Butterfield Mortgages surveyed 300 brokers and 69 per cent said they believed the Bank of England base rate would be higher than the current level of 4.5 per cent by the start of 2026.

Over 28 per cent of brokers said they believed the base rate would sit at 5.25 per cent by the beginning of next year.

The survey marks a stark contrast to current speculation of further cuts from the Bank of England, which has slashed interest rates three times in the past six months. 

Various lenders had already predicted further cuts, with Santander targeting rates of 3.75 per cent by the end of the year.

Analysts at Barclays and Morgan Stanley were more boisterous, predicting rates as low as 3.5 per cent.

However, Goldman Sachs took a step further, saying interest rates would hit 3.25 per cent by June 2026.

Butterfield Mortgages chief executive Alpa Bhakta said the results were “surprising” given the current sentiment around rates.

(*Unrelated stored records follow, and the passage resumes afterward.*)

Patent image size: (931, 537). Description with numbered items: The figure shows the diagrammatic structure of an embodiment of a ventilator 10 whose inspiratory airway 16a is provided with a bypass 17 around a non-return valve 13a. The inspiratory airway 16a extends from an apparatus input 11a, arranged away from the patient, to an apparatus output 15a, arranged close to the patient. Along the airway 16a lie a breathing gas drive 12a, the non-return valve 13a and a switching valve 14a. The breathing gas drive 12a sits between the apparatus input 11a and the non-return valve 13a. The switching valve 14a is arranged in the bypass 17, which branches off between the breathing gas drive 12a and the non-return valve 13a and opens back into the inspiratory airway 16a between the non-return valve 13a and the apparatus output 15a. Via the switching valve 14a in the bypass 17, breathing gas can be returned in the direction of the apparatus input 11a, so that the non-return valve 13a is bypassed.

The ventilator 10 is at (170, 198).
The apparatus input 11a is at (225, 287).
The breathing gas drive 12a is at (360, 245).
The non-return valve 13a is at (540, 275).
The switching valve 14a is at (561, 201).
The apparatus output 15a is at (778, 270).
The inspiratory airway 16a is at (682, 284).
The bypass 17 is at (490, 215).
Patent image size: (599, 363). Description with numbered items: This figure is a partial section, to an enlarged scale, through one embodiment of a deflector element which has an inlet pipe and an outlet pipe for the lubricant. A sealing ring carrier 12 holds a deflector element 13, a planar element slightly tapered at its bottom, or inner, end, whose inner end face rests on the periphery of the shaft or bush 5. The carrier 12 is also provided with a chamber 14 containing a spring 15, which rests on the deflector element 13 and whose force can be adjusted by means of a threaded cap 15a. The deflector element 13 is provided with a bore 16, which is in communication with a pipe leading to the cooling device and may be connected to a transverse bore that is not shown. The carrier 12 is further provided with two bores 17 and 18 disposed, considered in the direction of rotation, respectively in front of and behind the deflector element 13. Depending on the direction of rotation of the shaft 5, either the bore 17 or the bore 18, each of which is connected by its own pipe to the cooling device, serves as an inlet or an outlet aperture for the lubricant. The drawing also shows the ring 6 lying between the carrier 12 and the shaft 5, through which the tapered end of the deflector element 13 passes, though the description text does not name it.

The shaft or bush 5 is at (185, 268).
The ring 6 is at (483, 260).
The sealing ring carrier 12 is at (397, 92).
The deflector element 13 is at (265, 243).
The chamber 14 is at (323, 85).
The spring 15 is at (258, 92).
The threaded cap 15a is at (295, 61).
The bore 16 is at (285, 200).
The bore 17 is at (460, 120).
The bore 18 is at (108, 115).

“This underscores the need for lenders to stay ahead of the curve – our research points to a clear demand for expert guidance in navigating the increasingly complex regulatory and tax landscape. 

“Specialist lenders must utilise their network of regulatory and tax experts to help brokers support property investors to make confident decisions about their portfolios in the coming months.”

Stamp Duty changes will ‘complicate’ market

A majority of brokers, at 67 per cent, said they expected interest rates and the cost of borrowing to be the most crucial factor in the property market’s performance for the upcoming year. 

The report said brokers were “also considering how government policy related to property regulations and tax will impact the market.”

Changes to the Stamp Duty allowance, announced by Chancellor Rachel Reeves in her Autumn Budget, would be the most disruptive policy brokers said.

From 1 April, the threshold at which first-time buyers start paying the tax will return to previous levels, dropping to £300,000.

The stamp duty threshold for all other buyers is also reverting back – the nil rate level will fall to £125,000 from £250,000.

They will then have to pay 2% on the portion between £125,001 and £250,000 and 5% on anything between £250,001 and £925,000.

A total of 64 per cent of brokers in Butterfield’s study said the changes forecast to be made in April would make the property investment landscape “more complicated to navigate”.

House prices jump ahead of changes

The looming deadline has seen buyers rush to beat the threshold changes.

Santander UK reported a 130 per cent increase in mortgage applications in the fourth quarter of 2024, as buyers looked to evade hiked costs.

The average house price jumped 0.6 per cent in January to £298,815, according to the Halifax House Price Index.

In February, prices dipped 0.1 per cent – equivalent to a £213 loss, as buyers remained keen to curb the April deadline.

The maintained high prices, boosted by Stamp Duty paranoia, shows a 2.9 per cent annual growth on the index.

According to Rightmove, 25,000 first-time buyers and 74,000 home movers in England may be unable to finalise their arrangements ahead of the changes.

Rightmove’s mortgage expert Matt Smith said: “As the stamp duty deadline edges nearer, we expect a rush to complete from those in the process of buying a home, particularly from affordability stretched first-time buyers eager to avoid unnecessarily parting with thousands of extra pounds.”